2025/7/17 UC Web Seminar

イムノグロブリンから考える潰瘍性大腸炎治療選択

炎症性腸疾患における抗IL23-p19 抗体製剤の成り立ちと各薬剤の違い

構造と機能から見たオンボ-の特性

 

JCHO東京山手メディカルセンター 炎症性腸疾患センター センター長 深田 雅之 先生が上記の演題で講演されました。

 

潰瘍性大腸炎の病態は腸内細菌に対するT細胞の異常活性化と考えられ、その結果 腸粘膜の間質に多くのT細胞が増加します。高脂肪食、自律神経異常 メンタルヘルスの悪化などによる腸粘膜の粘液層の減少が原因となり 細菌、真菌、食事抗原などが頻回に抗原提示細胞を刺激すると、結果としてmemory T細胞が増加し免疫寛容が破綻し炎症性腸疾患の発症を引き起こします。
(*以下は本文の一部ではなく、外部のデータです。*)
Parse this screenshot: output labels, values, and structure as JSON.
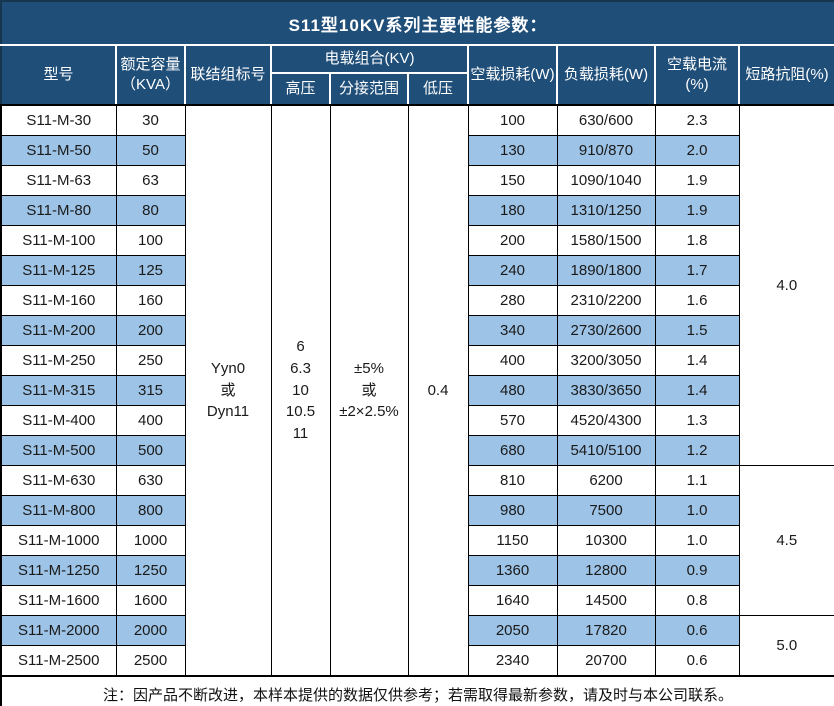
{
  "title": "S11型10KV系列主要性能参数：",
  "note": "注：因产品不断改进，本样本提供的数据仅供参考；若需取得最新参数，请及时与本公司联系。",
  "colors": {
    "header_bg": "#1F4E79",
    "header_text": "#FFFFFF",
    "alt_row_bg": "#9DC3E6",
    "row_bg": "#FFFFFF",
    "border": "#000000",
    "body_text": "#1A1A1A"
  },
  "columns": {
    "model": "型号",
    "capacity": "额定容量\n（KVA）",
    "connection": "联结组标号",
    "voltage_group": "电载组合(KV)",
    "high_voltage": "高压",
    "tap_range": "分接范围",
    "low_voltage": "低压",
    "no_load_loss": "空载损耗(W)",
    "load_loss": "负载损耗(W)",
    "no_load_current": "空载电流(%)",
    "impedance": "短路抗阻(%)"
  },
  "merged": {
    "connection": [
      "Yyn0",
      "或",
      "Dyn11"
    ],
    "high_voltage": [
      "6",
      "6.3",
      "10",
      "10.5",
      "11"
    ],
    "tap_range": [
      "±5%",
      "或",
      "±2×2.5%"
    ],
    "low_voltage": "0.4",
    "impedance_groups": [
      {
        "value": "4.0",
        "rows": 12
      },
      {
        "value": "4.5",
        "rows": 5
      },
      {
        "value": "5.0",
        "rows": 2
      }
    ]
  },
  "rows": [
    {
      "model": "S11-M-30",
      "capacity": "30",
      "no_load_loss": "100",
      "load_loss": "630/600",
      "no_load_current": "2.3"
    },
    {
      "model": "S11-M-50",
      "capacity": "50",
      "no_load_loss": "130",
      "load_loss": "910/870",
      "no_load_current": "2.0"
    },
    {
      "model": "S11-M-63",
      "capacity": "63",
      "no_load_loss": "150",
      "load_loss": "1090/1040",
      "no_load_current": "1.9"
    },
    {
      "model": "S11-M-80",
      "capacity": "80",
      "no_load_loss": "180",
      "load_loss": "1310/1250",
      "no_load_current": "1.9"
    },
    {
      "model": "S11-M-100",
      "capacity": "100",
      "no_load_loss": "200",
      "load_loss": "1580/1500",
      "no_load_current": "1.8"
    },
    {
      "model": "S11-M-125",
      "capacity": "125",
      "no_load_loss": "240",
      "load_loss": "1890/1800",
      "no_load_current": "1.7"
    },
    {
      "model": "S11-M-160",
      "capacity": "160",
      "no_load_loss": "280",
      "load_loss": "2310/2200",
      "no_load_current": "1.6"
    },
    {
      "model": "S11-M-200",
      "capacity": "200",
      "no_load_loss": "340",
      "load_loss": "2730/2600",
      "no_load_current": "1.5"
    },
    {
      "model": "S11-M-250",
      "capacity": "250",
      "no_load_loss": "400",
      "load_loss": "3200/3050",
      "no_load_current": "1.4"
    },
    {
      "model": "S11-M-315",
      "capacity": "315",
      "no_load_loss": "480",
      "load_loss": "3830/3650",
      "no_load_current": "1.4"
    },
    {
      "model": "S11-M-400",
      "capacity": "400",
      "no_load_loss": "570",
      "load_loss": "4520/4300",
      "no_load_current": "1.3"
    },
    {
      "model": "S11-M-500",
      "capacity": "500",
      "no_load_loss": "680",
      "load_loss": "5410/5100",
      "no_load_current": "1.2"
    },
    {
      "model": "S11-M-630",
      "capacity": "630",
      "no_load_loss": "810",
      "load_loss": "6200",
      "no_load_current": "1.1"
    },
    {
      "model": "S11-M-800",
      "capacity": "800",
      "no_load_loss": "980",
      "load_loss": "7500",
      "no_load_current": "1.0"
    },
    {
      "model": "S11-M-1000",
      "capacity": "1000",
      "no_load_loss": "1150",
      "load_loss": "10300",
      "no_load_current": "1.0"
    },
    {
      "model": "S11-M-1250",
      "capacity": "1250",
      "no_load_loss": "1360",
      "load_loss": "12800",
      "no_load_current": "0.9"
    },
    {
      "model": "S11-M-1600",
      "capacity": "1600",
      "no_load_loss": "1640",
      "load_loss": "14500",
      "no_load_current": "0.8"
    },
    {
      "model": "S11-M-2000",
      "capacity": "2000",
      "no_load_loss": "2050",
      "load_loss": "17820",
      "no_load_current": "0.6"
    },
    {
      "model": "S11-M-2500",
      "capacity": "2500",
      "no_load_loss": "2340",
      "load_loss": "20700",
      "no_load_current": "0.6"
    }
  ]
}
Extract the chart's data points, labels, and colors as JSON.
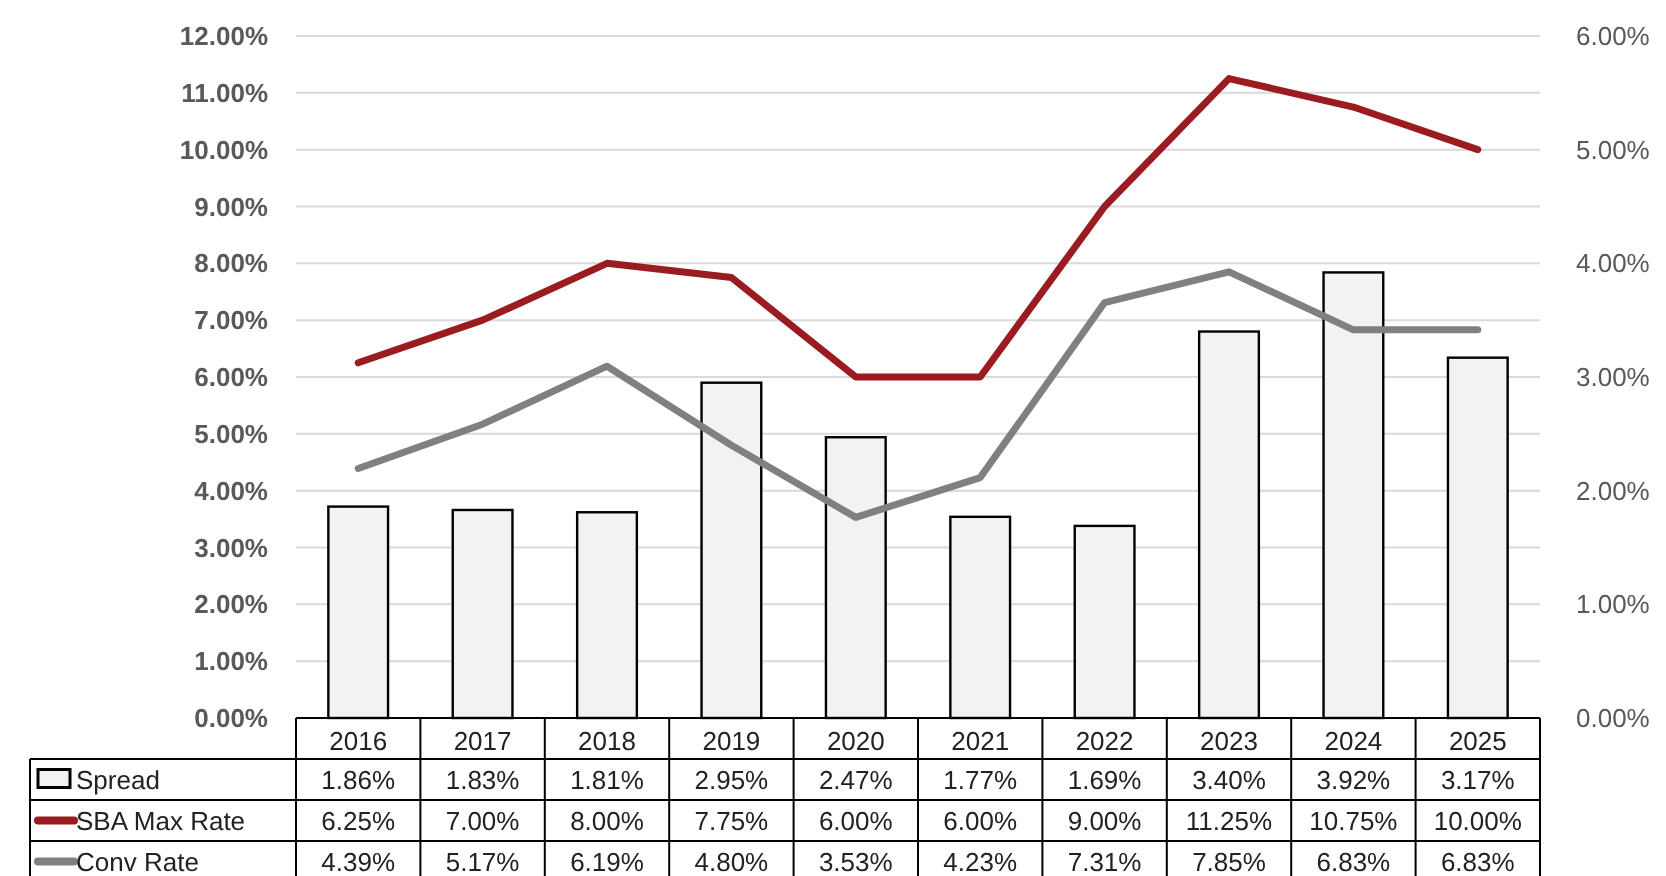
{
  "chart_data": {
    "type": "bar",
    "categories": [
      "2016",
      "2017",
      "2018",
      "2019",
      "2020",
      "2021",
      "2022",
      "2023",
      "2024",
      "2025"
    ],
    "series": [
      {
        "name": "Spread",
        "axis": "y2",
        "color": "#f2f2f2",
        "values": [
          1.86,
          1.83,
          1.81,
          2.95,
          2.47,
          1.77,
          1.69,
          3.4,
          3.92,
          3.17
        ],
        "value_labels": [
          "1.86%",
          "1.83%",
          "1.81%",
          "2.95%",
          "2.47%",
          "1.77%",
          "1.69%",
          "3.40%",
          "3.92%",
          "3.17%"
        ]
      },
      {
        "name": "SBA Max Rate",
        "type": "line",
        "color": "#9b1c20",
        "values": [
          6.25,
          7.0,
          8.0,
          7.75,
          6.0,
          6.0,
          9.0,
          11.25,
          10.75,
          10.0
        ],
        "value_labels": [
          "6.25%",
          "7.00%",
          "8.00%",
          "7.75%",
          "6.00%",
          "6.00%",
          "9.00%",
          "11.25%",
          "10.75%",
          "10.00%"
        ]
      },
      {
        "name": "Conv Rate",
        "type": "line",
        "color": "#808080",
        "values": [
          4.39,
          5.17,
          6.19,
          4.8,
          3.53,
          4.23,
          7.31,
          7.85,
          6.83,
          6.83
        ],
        "value_labels": [
          "4.39%",
          "5.17%",
          "6.19%",
          "4.80%",
          "3.53%",
          "4.23%",
          "7.31%",
          "7.85%",
          "6.83%",
          "6.83%"
        ]
      }
    ],
    "ylim": [
      0,
      12
    ],
    "yticks": [
      {
        "value": 0,
        "label": "0.00%"
      },
      {
        "value": 1,
        "label": "1.00%"
      },
      {
        "value": 2,
        "label": "2.00%"
      },
      {
        "value": 3,
        "label": "3.00%"
      },
      {
        "value": 4,
        "label": "4.00%"
      },
      {
        "value": 5,
        "label": "5.00%"
      },
      {
        "value": 6,
        "label": "6.00%"
      },
      {
        "value": 7,
        "label": "7.00%"
      },
      {
        "value": 8,
        "label": "8.00%"
      },
      {
        "value": 9,
        "label": "9.00%"
      },
      {
        "value": 10,
        "label": "10.00%"
      },
      {
        "value": 11,
        "label": "11.00%"
      },
      {
        "value": 12,
        "label": "12.00%"
      }
    ],
    "y2lim": [
      0,
      6
    ],
    "y2ticks": [
      {
        "value": 0,
        "label": "0.00%"
      },
      {
        "value": 1,
        "label": "1.00%"
      },
      {
        "value": 2,
        "label": "2.00%"
      },
      {
        "value": 3,
        "label": "3.00%"
      },
      {
        "value": 4,
        "label": "4.00%"
      },
      {
        "value": 5,
        "label": "5.00%"
      },
      {
        "value": 6,
        "label": "6.00%"
      }
    ],
    "grid": "y",
    "legend": "bottom",
    "marker": "none"
  }
}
抗原提示細胞は貪食する抗原によって産生するサイトカインが決定され、そのサイトカインによりnaïve T細胞は別々のT細胞に分化していきます。IL12によりTh1細胞、IL4によりTh2細胞、IL-6またはIL23によりTh17細胞、IL10とTGF-βにより制御性T細胞にそれぞれ分化します。Th17細胞はIL17, IL21を産生し 腸管病原菌感染 真菌感染 自己免疫反応などに関与します。人間のTh17細胞は腸管内に多く存在し炎症性腸疾患になるとさらに増加します。

ミリキズマブ(オンボ-)はIL-23を特異的に中和する抗体製剤です。IL23のみを抑制する抗体製剤としては他にスキリージ トレムフィアがあります。オンボ-はIgG4で、スキリージ トレムフィアはIgG1です。免疫グロブリンはIgG1からIgG4まで4種類あります。IgG1とIgG4の違いは IgG4はFc受容体活性がないので 余分な細胞性免疫、抗原提示細胞の活性化を起こしません。またIgG1の糖鎖活性は免疫反応を起こしやすい構造ですがIgG4は免疫反応を起こしにくい構造です。IL23に対する接着効率ではスキリージはステラーラの5倍ですが、オンボ-は10倍です。これらのことからオンボ-は IL23の中和に特化しoff-target効果が少ない薬剤と考えられています。

オンボ- スキリージ トレムフィアの潰瘍性大腸炎に対する臨床効果を大規模治験の成績より間接比較すると 短期の有効性では オンボ-<トレムフィア<スキリージ、長期の維持率では スキリージ<オンボー<トレムフィア でした。効果減弱の原因として抗薬剤抗体の割合は一般に3%~5%とされています。ひとつの抗IL23抗体製剤で2次無効になった時に別の抗IL23抗体製剤に変更しても効果が期待できます。現在多くの抗体製剤 経口薬が使用できるようになったので 病態がゆるせば 低リスク 長期安定 QOLの高い治療の選択が可能となりました。